This is the probability of you being born at the time you were born to your particular parents, with your particular genetic make-up.
Dr. Ali Binazir took it further. He attended the Ted Talk and wrote about it afterward, doing his own calculations on how likely your existence is. Dr. Binazir is an author and personal change specialist who studied at Harvard, received a medical degree from the University of California, and studied philosophy at Cambridge University.
He looked at the odds of your parents meeting, given how many men and women there are on Earth and how many people of the opposite sex your mother and father would have met in their first 25 years of life. Then he looked at the chances of them talking, of meeting again, of forming a long-term relationship, of having kids together, and of the right egg and the right sperm combining to make you. He goes further back to look at the probability of all your ancestors successfully mating, and of all the right sperm meeting all the right eggs to make each one of those ancestors.

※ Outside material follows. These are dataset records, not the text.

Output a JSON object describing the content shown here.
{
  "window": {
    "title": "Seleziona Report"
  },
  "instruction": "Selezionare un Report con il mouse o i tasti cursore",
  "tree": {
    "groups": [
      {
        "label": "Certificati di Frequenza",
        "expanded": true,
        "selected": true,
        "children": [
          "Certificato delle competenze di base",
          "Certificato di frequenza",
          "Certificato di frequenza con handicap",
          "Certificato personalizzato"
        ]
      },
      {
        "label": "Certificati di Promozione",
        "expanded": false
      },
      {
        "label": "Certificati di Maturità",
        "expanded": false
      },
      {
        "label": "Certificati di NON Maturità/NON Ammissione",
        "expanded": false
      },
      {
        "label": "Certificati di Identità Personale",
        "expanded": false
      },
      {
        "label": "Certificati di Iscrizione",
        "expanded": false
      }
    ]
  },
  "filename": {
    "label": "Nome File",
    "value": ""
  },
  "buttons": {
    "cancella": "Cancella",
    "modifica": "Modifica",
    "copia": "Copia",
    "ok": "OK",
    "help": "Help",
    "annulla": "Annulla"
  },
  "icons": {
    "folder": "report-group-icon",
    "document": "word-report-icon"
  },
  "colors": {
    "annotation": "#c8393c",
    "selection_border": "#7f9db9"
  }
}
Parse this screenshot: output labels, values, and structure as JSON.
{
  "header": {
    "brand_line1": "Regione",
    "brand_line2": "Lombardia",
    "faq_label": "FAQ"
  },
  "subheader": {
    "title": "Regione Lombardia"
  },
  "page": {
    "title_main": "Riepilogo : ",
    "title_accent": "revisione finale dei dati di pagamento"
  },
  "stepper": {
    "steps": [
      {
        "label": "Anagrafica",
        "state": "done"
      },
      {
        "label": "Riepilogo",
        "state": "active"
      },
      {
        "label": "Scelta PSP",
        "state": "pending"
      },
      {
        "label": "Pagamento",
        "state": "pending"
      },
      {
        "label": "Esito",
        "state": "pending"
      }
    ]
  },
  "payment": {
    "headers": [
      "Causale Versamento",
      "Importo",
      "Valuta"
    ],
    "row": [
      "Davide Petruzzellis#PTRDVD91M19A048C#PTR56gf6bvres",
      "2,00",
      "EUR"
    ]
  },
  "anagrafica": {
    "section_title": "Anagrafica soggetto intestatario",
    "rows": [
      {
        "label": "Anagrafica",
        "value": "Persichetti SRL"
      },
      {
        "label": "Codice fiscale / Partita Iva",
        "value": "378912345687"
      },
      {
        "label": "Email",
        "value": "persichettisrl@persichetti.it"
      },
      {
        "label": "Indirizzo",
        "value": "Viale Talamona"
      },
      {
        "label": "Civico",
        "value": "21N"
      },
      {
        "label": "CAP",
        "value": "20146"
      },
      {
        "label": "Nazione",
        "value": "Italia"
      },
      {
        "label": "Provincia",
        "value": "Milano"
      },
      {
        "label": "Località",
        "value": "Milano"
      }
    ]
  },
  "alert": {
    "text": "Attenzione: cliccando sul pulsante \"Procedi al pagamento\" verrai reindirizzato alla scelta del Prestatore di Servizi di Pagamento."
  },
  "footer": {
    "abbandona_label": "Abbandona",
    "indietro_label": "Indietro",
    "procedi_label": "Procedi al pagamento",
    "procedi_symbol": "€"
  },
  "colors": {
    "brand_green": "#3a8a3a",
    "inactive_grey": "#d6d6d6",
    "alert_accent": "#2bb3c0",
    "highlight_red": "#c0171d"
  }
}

The conclusion: “The odds that you exist at all are basically zero.”
He illustrates it this way: “It is the probability of 2 million people getting together each to play a game of dice with trillion-sided dice. They each roll the dice and they all come up with the exact same number—for example, 550,343,279,001.”
“A miracle is an event so unlikely as to be almost impossible. By that definition, I’ve just shown that you are a miracle,” he wrote. “Now go forth and feel and act like the miracle that you are.”
Buddhists have talked of the preciousness of this incarnation. Binazir recounted this Buddhist analogy: “Imagine there was one life preserver thrown somewhere in some ocean and there is exactly one turtle in all of these oceans, swimming underwater somewhere. The probability that you came about and exist today is the same as that turtle sticking its head out of the water—in the middle of that life preserver. On one try.”
Binazir decided to test the Buddhist understanding against the modern scientific understanding. He looked at the amount of water in the oceans, compared to the size of a life-preserver. He concluded that the chances of a turtle sticking its head out in the middle of the life preserver was about one in 700 trillion.
“One in 400 trillion vs one in 700 trillion? I gotta say, the two numbers are pretty darn close, for such a far-fetched notion from two completely different sources: old-time Buddhist scholars and present-day scientists.”